Он вздохнул: — «глухая наша сторонушка», — шутливо подтолкнул девку, но она только глубже закуталась шалью и смотрела туда, где рассыпался метеор, и где все еще зыбился розоватый, тающий свет.
Полуденная прогулка… Золотится солнце над полями, дремотно гудят шмели на гумне, синеют церковные главы над старыми березами, — я в большом селе, уже в другом уезде, но все в той же Костромской глуши.
Село большое, торговое. Здесь среди изб, таких же, как и в Безымяновке, почти курных, загаженых, гудящих от множества мух, встречаются полукаменные дома с расписными крыльцами, низкими балконами и малиновыми садиками под окнами. В них живут серебреники, — веселые, хитрые мужики, льющие венчальные кольца, тяжелые цыганские серьги, кокетливые девичьи брошки, тонкие, лапчатые нательные крестики.

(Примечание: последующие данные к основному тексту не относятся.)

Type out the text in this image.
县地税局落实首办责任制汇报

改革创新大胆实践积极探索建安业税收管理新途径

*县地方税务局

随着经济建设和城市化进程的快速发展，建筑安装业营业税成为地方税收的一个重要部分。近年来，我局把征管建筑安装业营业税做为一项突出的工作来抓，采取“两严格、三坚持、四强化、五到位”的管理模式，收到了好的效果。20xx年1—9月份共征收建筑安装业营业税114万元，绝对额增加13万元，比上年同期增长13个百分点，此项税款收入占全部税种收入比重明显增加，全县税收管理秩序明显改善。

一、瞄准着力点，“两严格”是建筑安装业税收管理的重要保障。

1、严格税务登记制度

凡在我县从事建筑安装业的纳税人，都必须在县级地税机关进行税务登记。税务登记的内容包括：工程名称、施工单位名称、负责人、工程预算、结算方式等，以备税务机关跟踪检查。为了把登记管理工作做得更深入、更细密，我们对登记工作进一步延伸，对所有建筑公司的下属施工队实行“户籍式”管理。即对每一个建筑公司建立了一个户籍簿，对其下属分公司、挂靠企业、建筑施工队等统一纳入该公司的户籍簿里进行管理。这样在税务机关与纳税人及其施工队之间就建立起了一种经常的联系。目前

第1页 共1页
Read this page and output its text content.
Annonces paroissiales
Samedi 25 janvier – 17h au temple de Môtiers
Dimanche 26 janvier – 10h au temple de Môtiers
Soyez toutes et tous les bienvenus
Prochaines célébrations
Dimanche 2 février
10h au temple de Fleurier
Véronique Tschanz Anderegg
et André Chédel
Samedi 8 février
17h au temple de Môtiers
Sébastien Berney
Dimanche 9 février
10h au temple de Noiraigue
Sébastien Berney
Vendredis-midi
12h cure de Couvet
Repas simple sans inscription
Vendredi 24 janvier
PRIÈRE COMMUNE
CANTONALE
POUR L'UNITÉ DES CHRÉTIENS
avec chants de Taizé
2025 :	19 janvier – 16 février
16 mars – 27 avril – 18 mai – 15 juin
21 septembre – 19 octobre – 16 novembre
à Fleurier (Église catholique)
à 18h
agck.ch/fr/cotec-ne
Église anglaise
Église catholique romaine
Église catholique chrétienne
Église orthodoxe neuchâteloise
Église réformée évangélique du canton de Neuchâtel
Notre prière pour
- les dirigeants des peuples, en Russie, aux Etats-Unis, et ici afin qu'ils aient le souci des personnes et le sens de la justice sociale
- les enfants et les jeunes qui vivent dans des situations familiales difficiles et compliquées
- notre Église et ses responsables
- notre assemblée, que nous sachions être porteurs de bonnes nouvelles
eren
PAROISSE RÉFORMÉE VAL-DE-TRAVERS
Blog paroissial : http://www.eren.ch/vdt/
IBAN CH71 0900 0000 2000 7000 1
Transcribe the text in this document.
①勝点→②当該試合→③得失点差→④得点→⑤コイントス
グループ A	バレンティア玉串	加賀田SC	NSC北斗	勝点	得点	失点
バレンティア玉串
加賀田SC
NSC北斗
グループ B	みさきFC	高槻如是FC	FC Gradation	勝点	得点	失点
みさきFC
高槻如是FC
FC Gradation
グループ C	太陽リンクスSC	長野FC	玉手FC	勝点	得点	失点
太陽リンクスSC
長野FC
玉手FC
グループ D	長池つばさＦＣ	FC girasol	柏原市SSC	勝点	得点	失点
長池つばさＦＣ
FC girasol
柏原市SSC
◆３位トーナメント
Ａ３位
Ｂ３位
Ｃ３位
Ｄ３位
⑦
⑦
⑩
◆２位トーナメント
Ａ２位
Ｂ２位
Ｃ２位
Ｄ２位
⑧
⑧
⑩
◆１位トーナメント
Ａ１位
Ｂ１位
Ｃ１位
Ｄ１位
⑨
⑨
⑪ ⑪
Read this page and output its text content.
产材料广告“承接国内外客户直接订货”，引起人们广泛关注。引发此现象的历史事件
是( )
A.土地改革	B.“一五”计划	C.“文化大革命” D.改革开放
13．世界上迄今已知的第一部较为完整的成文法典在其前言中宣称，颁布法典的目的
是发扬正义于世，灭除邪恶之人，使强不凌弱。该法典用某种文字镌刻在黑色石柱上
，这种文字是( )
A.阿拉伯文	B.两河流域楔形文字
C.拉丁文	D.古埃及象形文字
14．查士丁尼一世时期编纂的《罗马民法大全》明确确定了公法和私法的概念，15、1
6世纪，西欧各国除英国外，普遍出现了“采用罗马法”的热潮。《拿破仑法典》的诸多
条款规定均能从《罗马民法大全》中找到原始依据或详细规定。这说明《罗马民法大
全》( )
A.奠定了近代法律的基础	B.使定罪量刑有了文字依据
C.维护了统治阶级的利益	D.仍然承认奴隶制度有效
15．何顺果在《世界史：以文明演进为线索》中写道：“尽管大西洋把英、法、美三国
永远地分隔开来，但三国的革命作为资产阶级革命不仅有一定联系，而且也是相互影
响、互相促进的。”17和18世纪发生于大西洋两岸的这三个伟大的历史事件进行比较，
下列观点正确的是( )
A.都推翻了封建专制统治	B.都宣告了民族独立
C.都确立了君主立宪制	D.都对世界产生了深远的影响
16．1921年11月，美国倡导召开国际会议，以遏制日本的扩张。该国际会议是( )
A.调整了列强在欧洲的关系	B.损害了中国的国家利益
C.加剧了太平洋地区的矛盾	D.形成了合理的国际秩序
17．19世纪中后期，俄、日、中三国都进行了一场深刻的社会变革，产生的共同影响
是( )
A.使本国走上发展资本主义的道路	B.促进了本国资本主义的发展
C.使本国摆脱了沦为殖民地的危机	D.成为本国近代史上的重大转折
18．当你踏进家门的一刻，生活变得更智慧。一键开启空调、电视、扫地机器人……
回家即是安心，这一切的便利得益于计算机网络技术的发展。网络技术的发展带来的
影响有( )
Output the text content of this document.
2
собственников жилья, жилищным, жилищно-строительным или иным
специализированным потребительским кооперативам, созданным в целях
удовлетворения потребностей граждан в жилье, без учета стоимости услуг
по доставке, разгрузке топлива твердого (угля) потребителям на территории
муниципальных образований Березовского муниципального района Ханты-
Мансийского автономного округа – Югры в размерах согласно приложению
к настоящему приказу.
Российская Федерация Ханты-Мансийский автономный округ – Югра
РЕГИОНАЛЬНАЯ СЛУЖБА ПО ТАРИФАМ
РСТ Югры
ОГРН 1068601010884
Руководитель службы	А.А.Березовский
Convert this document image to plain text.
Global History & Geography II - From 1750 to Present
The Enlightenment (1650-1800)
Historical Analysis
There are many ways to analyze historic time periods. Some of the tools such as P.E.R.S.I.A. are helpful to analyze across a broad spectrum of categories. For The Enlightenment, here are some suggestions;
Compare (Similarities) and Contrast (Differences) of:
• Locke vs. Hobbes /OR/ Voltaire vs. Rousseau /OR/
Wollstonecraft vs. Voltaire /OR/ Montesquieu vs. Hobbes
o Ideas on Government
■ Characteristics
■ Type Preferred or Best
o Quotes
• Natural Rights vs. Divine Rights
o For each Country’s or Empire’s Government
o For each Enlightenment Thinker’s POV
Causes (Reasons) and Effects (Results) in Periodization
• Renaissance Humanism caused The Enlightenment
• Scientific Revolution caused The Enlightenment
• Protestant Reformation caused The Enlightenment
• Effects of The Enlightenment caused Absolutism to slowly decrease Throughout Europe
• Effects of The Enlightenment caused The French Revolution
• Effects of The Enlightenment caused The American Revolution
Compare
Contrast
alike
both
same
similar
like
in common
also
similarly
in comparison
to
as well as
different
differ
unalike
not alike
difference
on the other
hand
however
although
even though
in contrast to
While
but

— В этом селе есть старое кладбище, тихая кедровая дубрава, похожая на сад — так много здесь жимолости, бузины, малины, и внизу, в широкой, благоуханной долине, неглубокая, неторопливая река: мягкая, прохладная Лазурница. А над ручьем, впадающим в Лазурницу, у его истока, под двумя обнявшимися березами, стоит бревенчатая, сгнивающая, тронутая моховой зеленью, часовня. Ступеньки ее притвора забрызганы шелухой семячек, ее дубовые врата замкнуты тяжелым ржавым замком, — часовня заброшена, забыта. Ручей когда-то (впрочем, недавно) считался исцеляющим: бабы, погружая в него свои глиняные кувшины, широко и тихо крестились, прохожие, глотая его игриво-студеную влагу, молитвенно обнажали свои головы.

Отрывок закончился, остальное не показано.